Pierre Perrault (1608–1680)

Pierre Perrault (Paris circa 1608 Paris 1680) was a Receiver General of Finances for Paris and later a scientist who developed the concept of the hydrological cycle. He and Edme Mariotte were primarily responsible for making hydrology an experimental science.[1]

Life

Perrault grew up in a bourgeois family, had at least seven siblings, and probably lived all his life in Paris. Little is known about his life, despite the fame of some of his younger brothers. These include Claude, an architect of part of the Louvre Palace; Nicholas, a doctor of theology known for his denunciation of the Jesuits; and Charles, author of Tales of Mother Goose.[1]

Perrault was trained as a lawyer, and in 1654 purchased the position of Receiver General of Finances for Paris. This post involved collecting taxes for Louis XIV, and he received a percentage of the taxes he collected. This position ruined him when Louis XIV chose to calm rebellious taxpayers by granting a remission of all taxes that were still owed after 10 years. Pierre had used some of his tax receipts for 1664 to pay creditors, and when he could not deliver the money to the royal treasury, he was forced into bankruptcy.[2]

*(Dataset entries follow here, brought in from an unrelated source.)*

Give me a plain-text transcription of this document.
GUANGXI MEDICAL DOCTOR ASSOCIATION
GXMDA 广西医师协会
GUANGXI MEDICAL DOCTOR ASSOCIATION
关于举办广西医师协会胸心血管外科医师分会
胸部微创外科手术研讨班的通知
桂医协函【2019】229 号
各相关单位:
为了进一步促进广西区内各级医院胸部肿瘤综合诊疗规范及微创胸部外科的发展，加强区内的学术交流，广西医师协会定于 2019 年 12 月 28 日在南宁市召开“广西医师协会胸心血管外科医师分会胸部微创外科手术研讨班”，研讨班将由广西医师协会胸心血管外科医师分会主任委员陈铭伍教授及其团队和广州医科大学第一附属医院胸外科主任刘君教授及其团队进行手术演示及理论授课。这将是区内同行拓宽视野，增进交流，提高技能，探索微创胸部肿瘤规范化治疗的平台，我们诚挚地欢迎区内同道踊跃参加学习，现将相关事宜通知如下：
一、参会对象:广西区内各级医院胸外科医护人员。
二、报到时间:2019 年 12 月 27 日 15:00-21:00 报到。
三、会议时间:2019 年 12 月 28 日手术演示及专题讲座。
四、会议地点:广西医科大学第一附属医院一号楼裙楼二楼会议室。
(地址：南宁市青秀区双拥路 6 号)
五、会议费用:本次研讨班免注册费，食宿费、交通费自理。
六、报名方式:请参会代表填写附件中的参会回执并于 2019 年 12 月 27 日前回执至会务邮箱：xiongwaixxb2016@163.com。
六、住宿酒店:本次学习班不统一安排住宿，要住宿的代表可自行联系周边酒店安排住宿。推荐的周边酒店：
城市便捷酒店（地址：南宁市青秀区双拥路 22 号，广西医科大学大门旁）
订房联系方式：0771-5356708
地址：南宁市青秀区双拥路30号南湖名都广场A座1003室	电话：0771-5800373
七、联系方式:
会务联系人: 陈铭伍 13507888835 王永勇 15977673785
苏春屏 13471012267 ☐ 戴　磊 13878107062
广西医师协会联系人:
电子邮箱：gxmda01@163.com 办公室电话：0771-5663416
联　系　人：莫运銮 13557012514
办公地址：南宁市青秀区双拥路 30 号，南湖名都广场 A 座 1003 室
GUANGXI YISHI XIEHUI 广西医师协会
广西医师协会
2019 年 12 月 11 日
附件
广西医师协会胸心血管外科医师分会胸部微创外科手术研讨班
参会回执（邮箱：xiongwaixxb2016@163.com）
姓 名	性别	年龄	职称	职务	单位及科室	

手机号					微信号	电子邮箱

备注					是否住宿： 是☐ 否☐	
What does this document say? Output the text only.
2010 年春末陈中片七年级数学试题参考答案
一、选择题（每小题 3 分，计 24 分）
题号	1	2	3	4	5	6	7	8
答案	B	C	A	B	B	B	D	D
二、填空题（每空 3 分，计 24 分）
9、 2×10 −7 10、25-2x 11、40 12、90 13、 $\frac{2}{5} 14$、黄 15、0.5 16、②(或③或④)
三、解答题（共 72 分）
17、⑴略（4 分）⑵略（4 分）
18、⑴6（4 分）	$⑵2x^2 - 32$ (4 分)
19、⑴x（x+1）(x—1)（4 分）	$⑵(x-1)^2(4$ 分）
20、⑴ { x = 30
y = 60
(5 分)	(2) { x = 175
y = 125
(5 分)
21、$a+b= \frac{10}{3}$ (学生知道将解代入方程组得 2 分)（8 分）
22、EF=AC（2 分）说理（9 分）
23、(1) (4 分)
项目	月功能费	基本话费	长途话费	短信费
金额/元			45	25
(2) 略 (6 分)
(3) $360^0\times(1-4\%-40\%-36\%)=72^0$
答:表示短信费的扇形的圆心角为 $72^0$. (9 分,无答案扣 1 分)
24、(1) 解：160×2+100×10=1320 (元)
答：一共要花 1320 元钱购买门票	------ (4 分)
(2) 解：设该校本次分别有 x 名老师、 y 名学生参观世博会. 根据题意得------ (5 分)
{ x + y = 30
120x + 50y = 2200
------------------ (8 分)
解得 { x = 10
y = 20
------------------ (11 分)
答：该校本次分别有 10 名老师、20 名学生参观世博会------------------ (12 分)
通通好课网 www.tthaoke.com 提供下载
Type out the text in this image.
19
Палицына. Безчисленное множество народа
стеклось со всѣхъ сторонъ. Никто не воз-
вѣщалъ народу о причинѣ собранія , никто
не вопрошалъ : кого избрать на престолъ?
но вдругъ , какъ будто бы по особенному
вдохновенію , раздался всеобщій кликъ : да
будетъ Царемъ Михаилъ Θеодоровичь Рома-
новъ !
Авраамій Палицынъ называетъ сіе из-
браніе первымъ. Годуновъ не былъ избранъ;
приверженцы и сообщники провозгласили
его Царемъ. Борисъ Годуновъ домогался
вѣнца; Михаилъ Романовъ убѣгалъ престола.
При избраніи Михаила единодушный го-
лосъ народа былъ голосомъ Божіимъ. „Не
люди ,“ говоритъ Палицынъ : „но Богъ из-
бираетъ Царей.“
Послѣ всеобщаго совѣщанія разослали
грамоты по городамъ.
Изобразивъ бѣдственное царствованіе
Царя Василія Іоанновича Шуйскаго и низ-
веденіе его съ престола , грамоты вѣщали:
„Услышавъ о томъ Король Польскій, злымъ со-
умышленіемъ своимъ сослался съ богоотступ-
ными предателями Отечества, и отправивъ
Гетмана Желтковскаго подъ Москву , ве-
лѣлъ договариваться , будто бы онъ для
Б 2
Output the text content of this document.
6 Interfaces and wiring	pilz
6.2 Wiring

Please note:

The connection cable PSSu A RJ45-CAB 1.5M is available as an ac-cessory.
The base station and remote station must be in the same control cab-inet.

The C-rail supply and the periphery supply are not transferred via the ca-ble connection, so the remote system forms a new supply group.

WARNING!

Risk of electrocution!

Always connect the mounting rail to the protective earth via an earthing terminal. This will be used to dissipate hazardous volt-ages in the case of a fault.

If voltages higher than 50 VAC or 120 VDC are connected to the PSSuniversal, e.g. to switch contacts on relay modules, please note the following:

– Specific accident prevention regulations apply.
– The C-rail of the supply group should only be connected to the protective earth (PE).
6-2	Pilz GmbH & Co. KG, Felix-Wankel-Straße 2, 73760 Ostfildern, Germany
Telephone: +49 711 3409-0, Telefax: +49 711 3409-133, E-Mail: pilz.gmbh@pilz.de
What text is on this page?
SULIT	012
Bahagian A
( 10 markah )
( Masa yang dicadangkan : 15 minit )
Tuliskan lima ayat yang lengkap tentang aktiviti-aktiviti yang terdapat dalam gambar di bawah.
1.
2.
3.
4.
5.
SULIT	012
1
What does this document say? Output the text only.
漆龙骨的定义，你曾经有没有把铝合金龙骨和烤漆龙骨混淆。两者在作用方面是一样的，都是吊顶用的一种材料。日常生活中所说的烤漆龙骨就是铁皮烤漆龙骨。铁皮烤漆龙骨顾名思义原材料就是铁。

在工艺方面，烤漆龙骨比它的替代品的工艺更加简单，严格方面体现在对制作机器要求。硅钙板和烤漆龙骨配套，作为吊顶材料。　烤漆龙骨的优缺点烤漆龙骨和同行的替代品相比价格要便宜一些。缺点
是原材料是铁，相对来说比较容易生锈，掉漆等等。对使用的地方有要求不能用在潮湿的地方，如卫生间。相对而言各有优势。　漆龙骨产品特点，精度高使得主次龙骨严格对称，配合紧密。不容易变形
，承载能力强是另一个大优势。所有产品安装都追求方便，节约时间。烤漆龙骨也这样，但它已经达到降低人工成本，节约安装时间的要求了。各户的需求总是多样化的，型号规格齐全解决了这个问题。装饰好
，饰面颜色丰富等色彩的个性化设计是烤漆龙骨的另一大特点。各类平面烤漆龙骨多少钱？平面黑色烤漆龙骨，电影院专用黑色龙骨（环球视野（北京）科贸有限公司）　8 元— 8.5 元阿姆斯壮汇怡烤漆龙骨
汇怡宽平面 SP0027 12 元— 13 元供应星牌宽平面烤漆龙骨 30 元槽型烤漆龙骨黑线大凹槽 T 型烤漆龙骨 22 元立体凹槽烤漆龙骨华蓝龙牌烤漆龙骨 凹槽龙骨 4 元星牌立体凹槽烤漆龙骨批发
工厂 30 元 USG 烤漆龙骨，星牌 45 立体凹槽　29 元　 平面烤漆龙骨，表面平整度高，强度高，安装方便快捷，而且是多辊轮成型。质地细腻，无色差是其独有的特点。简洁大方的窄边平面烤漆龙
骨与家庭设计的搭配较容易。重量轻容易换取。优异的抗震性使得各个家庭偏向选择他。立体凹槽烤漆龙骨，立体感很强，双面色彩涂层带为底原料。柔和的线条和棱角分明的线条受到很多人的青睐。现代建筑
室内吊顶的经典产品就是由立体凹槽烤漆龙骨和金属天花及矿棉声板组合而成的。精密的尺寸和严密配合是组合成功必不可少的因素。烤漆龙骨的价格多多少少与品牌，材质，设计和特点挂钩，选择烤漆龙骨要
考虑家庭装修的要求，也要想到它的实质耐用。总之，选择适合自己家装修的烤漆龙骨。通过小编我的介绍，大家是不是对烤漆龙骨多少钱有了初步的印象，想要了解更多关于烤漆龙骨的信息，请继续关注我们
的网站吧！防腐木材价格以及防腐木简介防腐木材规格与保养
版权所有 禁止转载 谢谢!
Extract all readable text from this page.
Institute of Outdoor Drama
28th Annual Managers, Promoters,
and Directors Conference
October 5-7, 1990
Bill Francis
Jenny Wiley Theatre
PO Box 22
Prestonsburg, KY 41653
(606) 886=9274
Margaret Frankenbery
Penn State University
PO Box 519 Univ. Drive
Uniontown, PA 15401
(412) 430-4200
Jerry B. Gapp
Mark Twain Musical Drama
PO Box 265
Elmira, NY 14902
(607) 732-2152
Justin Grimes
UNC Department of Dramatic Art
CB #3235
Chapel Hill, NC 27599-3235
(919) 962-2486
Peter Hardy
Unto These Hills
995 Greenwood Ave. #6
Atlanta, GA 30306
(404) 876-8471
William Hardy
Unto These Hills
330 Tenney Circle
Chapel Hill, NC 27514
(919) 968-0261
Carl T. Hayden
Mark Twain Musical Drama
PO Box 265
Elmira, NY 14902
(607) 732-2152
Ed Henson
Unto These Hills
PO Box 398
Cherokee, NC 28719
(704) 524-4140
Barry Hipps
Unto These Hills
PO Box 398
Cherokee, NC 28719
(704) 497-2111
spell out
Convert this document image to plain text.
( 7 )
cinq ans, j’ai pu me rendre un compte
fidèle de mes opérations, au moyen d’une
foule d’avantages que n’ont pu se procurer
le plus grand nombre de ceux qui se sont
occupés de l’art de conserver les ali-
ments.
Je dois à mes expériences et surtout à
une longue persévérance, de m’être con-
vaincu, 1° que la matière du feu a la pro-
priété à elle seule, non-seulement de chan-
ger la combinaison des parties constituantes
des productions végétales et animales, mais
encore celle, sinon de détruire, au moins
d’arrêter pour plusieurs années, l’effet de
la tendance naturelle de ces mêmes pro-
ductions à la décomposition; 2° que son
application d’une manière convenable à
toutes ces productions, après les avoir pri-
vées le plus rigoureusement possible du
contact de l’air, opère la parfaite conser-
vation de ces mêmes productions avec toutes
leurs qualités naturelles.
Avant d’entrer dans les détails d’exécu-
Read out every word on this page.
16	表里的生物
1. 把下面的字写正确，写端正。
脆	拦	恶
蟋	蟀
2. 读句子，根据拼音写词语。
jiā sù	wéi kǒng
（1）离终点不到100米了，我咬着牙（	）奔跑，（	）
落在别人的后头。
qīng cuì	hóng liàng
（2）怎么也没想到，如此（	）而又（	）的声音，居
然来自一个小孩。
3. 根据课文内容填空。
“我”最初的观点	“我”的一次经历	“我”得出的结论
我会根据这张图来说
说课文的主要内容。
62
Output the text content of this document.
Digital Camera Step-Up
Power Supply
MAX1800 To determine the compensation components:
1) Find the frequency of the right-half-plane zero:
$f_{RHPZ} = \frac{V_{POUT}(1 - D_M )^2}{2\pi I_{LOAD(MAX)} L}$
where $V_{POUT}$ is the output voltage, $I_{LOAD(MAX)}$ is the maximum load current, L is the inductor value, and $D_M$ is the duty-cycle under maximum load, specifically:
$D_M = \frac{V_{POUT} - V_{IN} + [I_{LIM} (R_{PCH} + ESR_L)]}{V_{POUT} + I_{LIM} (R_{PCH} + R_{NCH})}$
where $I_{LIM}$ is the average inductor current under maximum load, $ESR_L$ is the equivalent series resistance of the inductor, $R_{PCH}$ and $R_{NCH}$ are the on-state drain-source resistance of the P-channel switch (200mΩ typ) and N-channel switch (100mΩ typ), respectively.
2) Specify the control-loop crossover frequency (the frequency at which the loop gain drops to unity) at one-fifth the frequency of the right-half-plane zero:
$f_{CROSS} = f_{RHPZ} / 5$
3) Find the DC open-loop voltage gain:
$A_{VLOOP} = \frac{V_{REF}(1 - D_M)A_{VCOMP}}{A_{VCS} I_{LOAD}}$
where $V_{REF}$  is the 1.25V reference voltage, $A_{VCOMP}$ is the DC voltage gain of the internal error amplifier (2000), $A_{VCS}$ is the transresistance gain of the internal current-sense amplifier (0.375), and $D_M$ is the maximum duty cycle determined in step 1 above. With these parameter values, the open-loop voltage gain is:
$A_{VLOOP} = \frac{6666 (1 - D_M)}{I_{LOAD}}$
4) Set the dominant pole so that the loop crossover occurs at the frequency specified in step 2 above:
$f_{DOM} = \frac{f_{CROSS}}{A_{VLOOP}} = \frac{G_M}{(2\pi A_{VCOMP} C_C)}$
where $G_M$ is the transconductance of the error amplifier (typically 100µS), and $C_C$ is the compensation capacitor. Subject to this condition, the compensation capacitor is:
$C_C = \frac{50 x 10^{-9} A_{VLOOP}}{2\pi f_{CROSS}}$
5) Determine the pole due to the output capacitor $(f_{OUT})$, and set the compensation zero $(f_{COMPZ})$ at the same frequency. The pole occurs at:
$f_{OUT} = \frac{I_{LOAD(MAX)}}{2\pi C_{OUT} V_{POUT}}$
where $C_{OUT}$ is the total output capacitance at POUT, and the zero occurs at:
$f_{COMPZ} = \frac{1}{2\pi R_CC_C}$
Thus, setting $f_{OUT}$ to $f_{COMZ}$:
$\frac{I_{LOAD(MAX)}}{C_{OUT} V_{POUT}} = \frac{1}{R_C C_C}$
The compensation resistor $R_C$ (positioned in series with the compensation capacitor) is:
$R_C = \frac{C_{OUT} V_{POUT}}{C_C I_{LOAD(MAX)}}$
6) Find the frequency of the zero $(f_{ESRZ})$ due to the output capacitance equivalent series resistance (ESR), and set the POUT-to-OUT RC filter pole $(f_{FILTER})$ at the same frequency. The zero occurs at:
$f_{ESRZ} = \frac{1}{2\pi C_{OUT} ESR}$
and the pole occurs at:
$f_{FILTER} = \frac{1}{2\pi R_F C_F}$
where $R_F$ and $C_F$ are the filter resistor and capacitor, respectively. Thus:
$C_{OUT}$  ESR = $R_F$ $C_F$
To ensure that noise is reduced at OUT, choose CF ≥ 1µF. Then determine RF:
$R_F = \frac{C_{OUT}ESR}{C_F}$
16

After the bankruptcy Perrault became an amateur scientist and focused his attention on the origin of springs.[1] The result of his labor was his book de l'Origine des fontaines (On the Origin of Fountains),[3] published anonymously in 1674 and dedicated to his friend Christiaan Huygens.[2]

On the Origin of Springs

In the millennia before Perrault published his book, most natural philosophers asserted that there was not enough precipitation to account for the flow in rivers and springs. Aristotle claimed that most of the water came from underground caverns in which air was transformed into water. Many others argued that seawater entered underground caverns, was heated until it rose as vapor, then condensed and fed springs, which in turn fed rivers. Although some philosophers such as Anaxagoras had more realistic models of the hydrologic cycle, the weight of authority was behind the more fanciful theories.[2]

Perrault devoted the first part of his book, On the Origin of Springs, to analyzing the ideas of his predecessors and what he called the "Common Opinion", rejecting most of it. He estimated the flow in the Seine River and compared it with rainfall in the watershed, showing that the rainfall was easily enough to account for the flow in the river.[1] This conclusion was later supported by a more rigorous quantitative analysis published by Edme Mariotte.[2]

With a series of experiments, Perrault showed that rain does not penetrate the soil beyond about 2 feet. Thus, most of the rain that falls does not go into springs. Perrault went on to develop the theory of the hydrologic cycle, correctly accounting for the roles of evaporation, transpiration, throughflow and surface runoff.[2]